Upcoming animated film by Nicholas Ashe Bateman

The Turning Door is an upcoming American independent animated fantasy film written and directed by Nicholas Ashe Bateman. It stars the voices of Pippa Kelly, Javier Bardem, Marion Cotillard, Vanessa Redgrave, Alicia Vikander, Jamie Dornan, Jodie Turner-Smith, Bill Nighy, Anna von Hausswolff, and Gillian Anderson. The film follows a young girl who finds a magical box hidden in her parents' closet that leads to another world called The Turning. The film is scheduled to be released in 2027.

== Premise ==
The story follows Ariadlyn, a young girl who finds a magical box hidden in her parents' closet that leads to another world called The Turning.

== Cast ==
- Pippa Kelly as Ariadlyn
- Javier Bardem
- Marion Cotillard
- Vanessa Redgrave
- Alicia Vikander
- Jamie Dornan
- Jodie Turner-Smith
- Bill Nighy
- Gillian Anderson
- Anna von Hausswolff

== Production ==
=== Development ===
In December 2023, director Nicholas Ashe Bateman and composer Claire Givens started working on the animated film The Turning Door. The score was composed by Givens and Bateman, who also wrote original songs for the film.

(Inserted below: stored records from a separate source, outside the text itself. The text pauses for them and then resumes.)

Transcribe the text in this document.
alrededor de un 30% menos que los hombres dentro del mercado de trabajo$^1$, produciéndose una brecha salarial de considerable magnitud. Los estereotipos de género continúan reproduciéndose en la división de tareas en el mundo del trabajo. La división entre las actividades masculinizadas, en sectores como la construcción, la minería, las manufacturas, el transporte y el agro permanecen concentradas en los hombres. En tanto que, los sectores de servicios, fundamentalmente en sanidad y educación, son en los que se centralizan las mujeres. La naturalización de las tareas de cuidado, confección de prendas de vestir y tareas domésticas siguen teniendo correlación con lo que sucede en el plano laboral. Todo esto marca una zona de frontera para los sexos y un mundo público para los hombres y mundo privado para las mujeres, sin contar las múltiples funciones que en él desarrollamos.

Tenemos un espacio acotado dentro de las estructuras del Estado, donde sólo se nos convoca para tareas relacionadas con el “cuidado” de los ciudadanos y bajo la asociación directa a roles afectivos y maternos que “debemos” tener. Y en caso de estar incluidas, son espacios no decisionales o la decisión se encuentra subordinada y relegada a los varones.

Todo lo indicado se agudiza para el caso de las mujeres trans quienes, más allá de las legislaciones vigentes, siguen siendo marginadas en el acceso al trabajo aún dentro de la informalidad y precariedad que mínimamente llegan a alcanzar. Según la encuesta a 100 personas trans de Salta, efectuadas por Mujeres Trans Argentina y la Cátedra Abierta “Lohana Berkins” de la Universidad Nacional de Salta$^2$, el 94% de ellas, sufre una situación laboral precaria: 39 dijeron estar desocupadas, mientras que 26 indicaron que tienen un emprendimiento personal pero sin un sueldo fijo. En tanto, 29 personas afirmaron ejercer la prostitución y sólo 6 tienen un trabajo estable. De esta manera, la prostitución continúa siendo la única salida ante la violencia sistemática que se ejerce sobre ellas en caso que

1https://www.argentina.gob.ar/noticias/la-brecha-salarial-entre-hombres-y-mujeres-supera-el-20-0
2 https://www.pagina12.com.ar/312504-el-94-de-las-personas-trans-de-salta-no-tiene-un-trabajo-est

On October 30, 2025, it was announced that production had begun and that Alicia Vikander, Jamie Dornan, Jodie Turner-Smith, Bill Nighy and Gillian Anderson had joined the voice cast.

On September 2, 2026, it was announced that Javier Bardem, Marion Cotillard and Vanessa Redgrave had joined the voice cast in starring roles, along with Pippa Kelly voicing the lead character, Ariadlyn, and that Swedish singer Anna von Hausswolff had also joined the cast in an unnamed role. It was also announced that the cast will perform original songs in the film.

The Turning Door is an independent film produced by US companies After Hours, Maere Studios and Esme Grace Pictures, with the UK's Mister Smith Entertainment handling international sales. The film's producers are Bateman, Hunter Hall, Christine D'Souza, and Laura Rister. Footage from the film was introduced to foreign buyers at TIFF Market during the 2026 Toronto International Film Festival.

=== Influences ===
Bateman has cited illustrators N. C. Wyeth, Maxfield Parrish, Howard Pyle, and the Pre-Raphaelites as influences for the film.

== Release ==
The film is scheduled to be released in 2027.